Sabe-se agora que os cerca de 150 trabalhadores do Pego, entre directos e indirectos, vão ser enquadrados num subsídio de formação: mesmo que cortem os vínculos às entidades empregadoras, recebem o salário actual desde que integrem o processo formativo. Um apoio do Fundo Ambiental com duração prevista até ao final de Dezembro de 2022, possível devido à antecipação de 90 milhões de euros dos Fundos para a Transição Justa, que em Portugal totalizam 224 milhões de euros.

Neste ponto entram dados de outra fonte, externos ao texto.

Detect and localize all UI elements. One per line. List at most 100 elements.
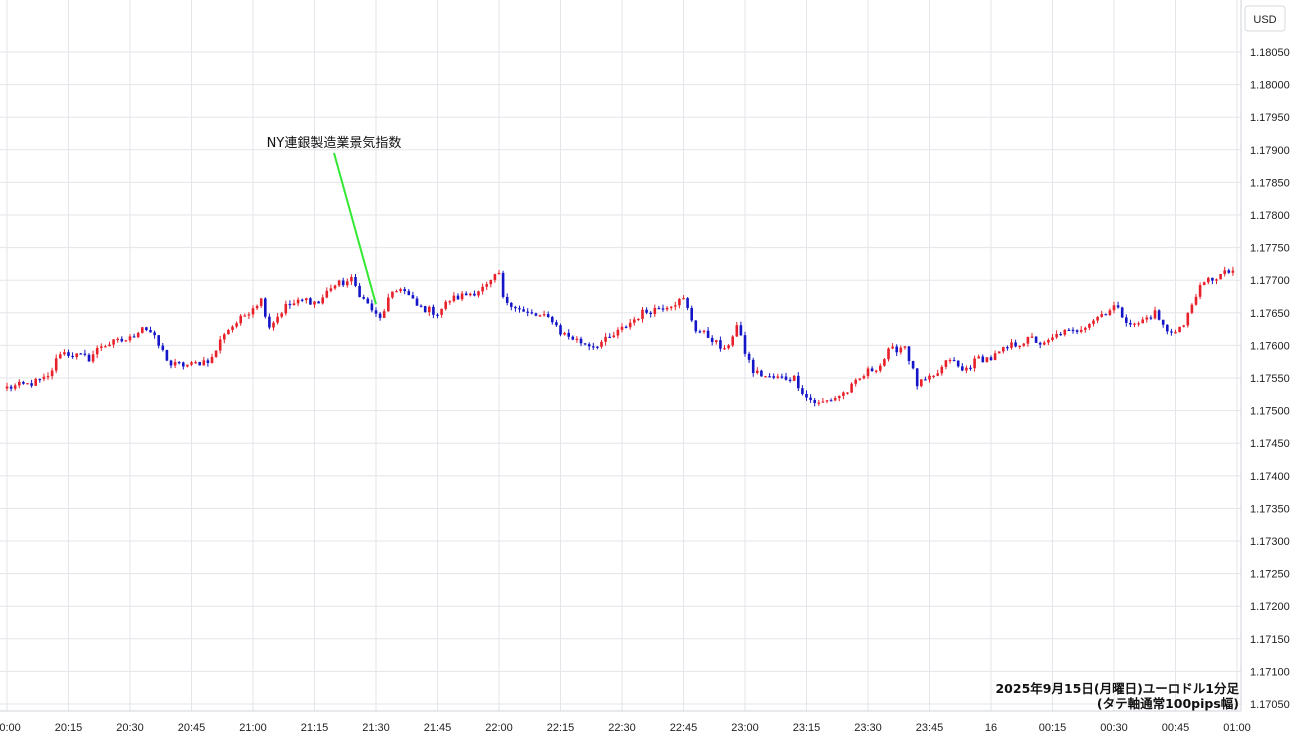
candle xyxy=(54,354,58,374)
candle-body xyxy=(1186,312,1190,326)
candle xyxy=(633,316,636,326)
candle xyxy=(801,385,804,396)
candle xyxy=(559,323,562,337)
x-tick-label: 22:30 xyxy=(608,722,636,734)
candle-body xyxy=(112,339,115,345)
candle-body xyxy=(710,337,714,343)
candle-body xyxy=(1026,336,1030,344)
candle xyxy=(456,293,460,300)
candle xyxy=(727,344,730,350)
candle-body xyxy=(198,362,201,366)
candle xyxy=(190,361,193,367)
candle xyxy=(87,353,91,362)
candle xyxy=(792,375,796,381)
candle xyxy=(300,298,304,303)
candle-body xyxy=(768,376,771,378)
candle xyxy=(1215,278,1218,284)
candle-body xyxy=(633,319,636,323)
candle-body xyxy=(26,383,29,385)
candle xyxy=(428,305,431,316)
candle-body xyxy=(977,356,980,359)
candle xyxy=(653,304,657,317)
candle xyxy=(1022,342,1026,347)
candle-body xyxy=(940,366,944,374)
candle xyxy=(255,304,259,311)
x-tick-label: 23:15 xyxy=(793,722,821,734)
candle xyxy=(350,274,353,285)
candle xyxy=(477,290,480,298)
candle-body xyxy=(428,306,431,313)
candle xyxy=(194,360,197,364)
candle xyxy=(411,291,415,299)
candle xyxy=(1137,321,1140,327)
candle-body xyxy=(1006,347,1009,349)
candle-body xyxy=(899,347,903,353)
candle xyxy=(669,306,673,311)
x-tick-label: 20:30 xyxy=(116,722,144,734)
x-tick-label: 01:00 xyxy=(1223,722,1251,734)
x-tick-label: 23:00 xyxy=(731,722,759,734)
candle-body xyxy=(866,368,870,377)
candle xyxy=(1014,339,1017,348)
candle xyxy=(1006,345,1009,351)
candle xyxy=(546,311,550,318)
candle xyxy=(649,311,652,318)
candle xyxy=(419,304,423,308)
candle-body xyxy=(780,376,784,378)
candle-body xyxy=(551,316,554,323)
candle-body xyxy=(440,308,443,315)
candle-body xyxy=(423,306,427,313)
candle xyxy=(501,270,505,299)
candle-body xyxy=(255,305,259,309)
candle xyxy=(13,383,17,391)
candle-body xyxy=(669,306,673,308)
candle-body xyxy=(1055,334,1058,338)
currency-box[interactable] xyxy=(1244,5,1286,32)
candle xyxy=(756,367,759,375)
candle xyxy=(284,300,288,316)
candle-body xyxy=(54,358,58,371)
candle-body xyxy=(177,362,181,364)
candle xyxy=(538,314,542,318)
candle xyxy=(415,296,419,306)
candle xyxy=(83,349,87,357)
x-tick-label: 23:45 xyxy=(916,722,944,734)
candle-body xyxy=(542,314,546,316)
candle xyxy=(887,347,890,362)
candle xyxy=(362,294,365,300)
candle-body xyxy=(247,314,251,316)
candle xyxy=(67,349,70,358)
candle-body xyxy=(292,303,296,306)
candle xyxy=(604,332,607,346)
candle-body xyxy=(18,381,21,386)
candle xyxy=(59,351,62,359)
candle-body xyxy=(186,364,189,367)
candle-body xyxy=(1153,310,1157,319)
candle xyxy=(1010,339,1013,350)
currency-unit-label: USD xyxy=(1253,14,1276,26)
candle xyxy=(575,336,579,343)
annotation-label: NY連銀製造業景気指数 xyxy=(267,135,402,151)
candle-body xyxy=(165,349,169,361)
candle xyxy=(883,357,886,367)
candle xyxy=(268,313,271,330)
candle xyxy=(95,345,99,359)
candle-body xyxy=(1071,329,1075,332)
candle-body xyxy=(264,298,267,317)
candle xyxy=(1227,268,1231,274)
candle-body xyxy=(690,307,693,321)
candle xyxy=(214,350,218,358)
candle-body xyxy=(883,359,886,366)
candle-body xyxy=(481,286,484,292)
candle-body xyxy=(1198,285,1202,297)
candle-body xyxy=(243,315,247,317)
candle xyxy=(1100,310,1103,318)
candle xyxy=(768,373,771,378)
candle-body xyxy=(460,293,464,300)
candle xyxy=(784,372,788,381)
candle-body xyxy=(825,400,829,402)
candle-body xyxy=(63,352,66,355)
candle-body xyxy=(739,325,743,336)
candle xyxy=(710,335,714,346)
candle xyxy=(239,313,242,326)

“Dois pesos e duas medidas”, escreveu Paulo Oliveira na sua página de Facebook ao partilhar uma notícia sobre estes apoios. “Fico contente pelos meus colegas do Pego, mas então e nós?”, diz ao PÚBLICO. “Eles têm direito ao ordenado completo durante dois anos, e ainda formação. Se for preciso, podem pedir depois o subsídio de desemprego. Nós não tivemos nada disso”, desabafa. Os apoios anunciados têm retroactivos a 1 de Janeiro de 2021, o que quer significa que abrangem também Sines e Matosinhos. Do envelope de medidas fazem parte “formação profissional à medida”, “apoio à contratação dos trabalhadores afectados, de modo a promover a sua reinserção profissional”, e “apoio ao empreendedorismo para a criação do próprio emprego”.
Não foi ainda anunciado em que se vai traduzir este apoio retroactivo, nomeadamente no que toca aos trabalhadores indirectos da Central de Sines.
Para Judith Kirton-Darling não há exemplos de transição perfeitos. Nos últimos dois anos, a transição energética justa tem dominado a acção desta federação sindical, com muitos pedidos de ajuda. Ressalva que oferecer aos trabalhadores o subsídio de desemprego como solução não pode ser visto como justo: “É o falhanço do sistema, certo? Se as pessoas vão para o desemprego, sobretudo se for de longo termo, então a transição falhou.”